When you come to the final stitch, after filling all the holes in the canvas, run the hook down through the next filled hole, drawing the locker yarn after it, and remove the yarn from the eye. Thread the end onto the yarn needle, and weave it in and out the back of the loops and the canvas so that it’s firmly anchored and hidden from sight. Trim any ends.
Finishing Up
Edges can be finished in various ways. When making a pillow, for instance, you can hand-sew a backing or stitch one on with a sewing machine. Other projects can be whipstitched along the edges with raw wool or homespun yarn for a decorative effect. Another attractive alternative is to hook a fringe around the edges, using a lark’s head knot. Or, if you leave the outside row of holes empty until last, you can crochet a finished edge, using one stitch per hole.

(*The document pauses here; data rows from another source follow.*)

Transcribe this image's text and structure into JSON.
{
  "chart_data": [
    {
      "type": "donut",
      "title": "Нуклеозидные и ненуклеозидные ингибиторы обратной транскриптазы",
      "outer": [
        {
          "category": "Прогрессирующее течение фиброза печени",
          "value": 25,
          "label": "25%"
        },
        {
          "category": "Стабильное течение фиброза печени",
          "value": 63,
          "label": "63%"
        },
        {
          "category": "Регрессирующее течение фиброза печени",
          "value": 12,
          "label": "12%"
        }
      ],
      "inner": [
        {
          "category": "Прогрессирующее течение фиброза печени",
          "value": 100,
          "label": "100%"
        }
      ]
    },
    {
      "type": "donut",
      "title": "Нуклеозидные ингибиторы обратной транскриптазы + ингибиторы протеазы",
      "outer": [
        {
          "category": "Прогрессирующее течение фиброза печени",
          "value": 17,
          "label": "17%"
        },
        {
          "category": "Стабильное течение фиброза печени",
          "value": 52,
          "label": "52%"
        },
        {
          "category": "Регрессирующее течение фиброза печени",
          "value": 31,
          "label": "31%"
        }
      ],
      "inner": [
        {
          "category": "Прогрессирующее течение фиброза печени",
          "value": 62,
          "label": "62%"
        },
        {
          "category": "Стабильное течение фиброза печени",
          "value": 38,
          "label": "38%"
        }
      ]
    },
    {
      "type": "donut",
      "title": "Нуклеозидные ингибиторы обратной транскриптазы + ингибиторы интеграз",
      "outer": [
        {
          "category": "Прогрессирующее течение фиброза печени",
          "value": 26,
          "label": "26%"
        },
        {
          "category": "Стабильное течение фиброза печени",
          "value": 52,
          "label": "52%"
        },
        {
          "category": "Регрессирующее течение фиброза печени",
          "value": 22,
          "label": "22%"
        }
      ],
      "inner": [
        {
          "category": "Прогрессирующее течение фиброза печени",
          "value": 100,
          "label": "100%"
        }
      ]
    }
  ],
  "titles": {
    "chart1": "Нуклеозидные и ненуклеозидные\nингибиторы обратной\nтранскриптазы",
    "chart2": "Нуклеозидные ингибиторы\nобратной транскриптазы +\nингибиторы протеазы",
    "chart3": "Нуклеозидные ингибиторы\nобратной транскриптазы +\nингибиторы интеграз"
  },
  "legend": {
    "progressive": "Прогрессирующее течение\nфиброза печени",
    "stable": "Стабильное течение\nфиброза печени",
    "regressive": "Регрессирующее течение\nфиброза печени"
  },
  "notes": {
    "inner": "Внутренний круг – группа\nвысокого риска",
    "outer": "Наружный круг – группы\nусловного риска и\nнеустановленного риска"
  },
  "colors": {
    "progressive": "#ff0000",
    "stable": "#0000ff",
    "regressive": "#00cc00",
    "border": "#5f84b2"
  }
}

Locker-hooked items are easy to care for and can be either dry-cleaned or washed. If you choose the second alternative, just remember to soak — not agitate — the pieces and gently squeeze the water through; and be sure that the wash water and rinse water are the same temperature (not one warm, the other cold).
As we hope you’ll discover, Australian locker hooking lends itself to some handsome designs … and lest you think the pieces are fragile, one craftswoman I know has had a locker-hooked rug on the floor of her foyer for five years, and it’s still bright, beautiful, and intact.
Sources and Resources
Joan Rough’s instruction book (mentioned above), which includes one locker hook, can be ordered from Fox Hollow Fibres.
Kits and materials are available from Hand-Dun Originals. As of this writing, the prices on locker hooking equipment are as follows: locker hook, $2.50; instruction book with enclosed hook, $6.95; project kits (including wool, locker yarn, book and hook, and canvas), $13.00-$19.00. These prices don’t include shipping and handling costs or sales tax.
Crafts people who are skilled at such things might want to try making their own locker hooks from wood, bone, or metal. These should be about 6 1/2″ long (shaft diameter about 1/8″), with an eye at least 3/8″ long and a hook equivalent to size H or 8 as standard crochet hooks are measured.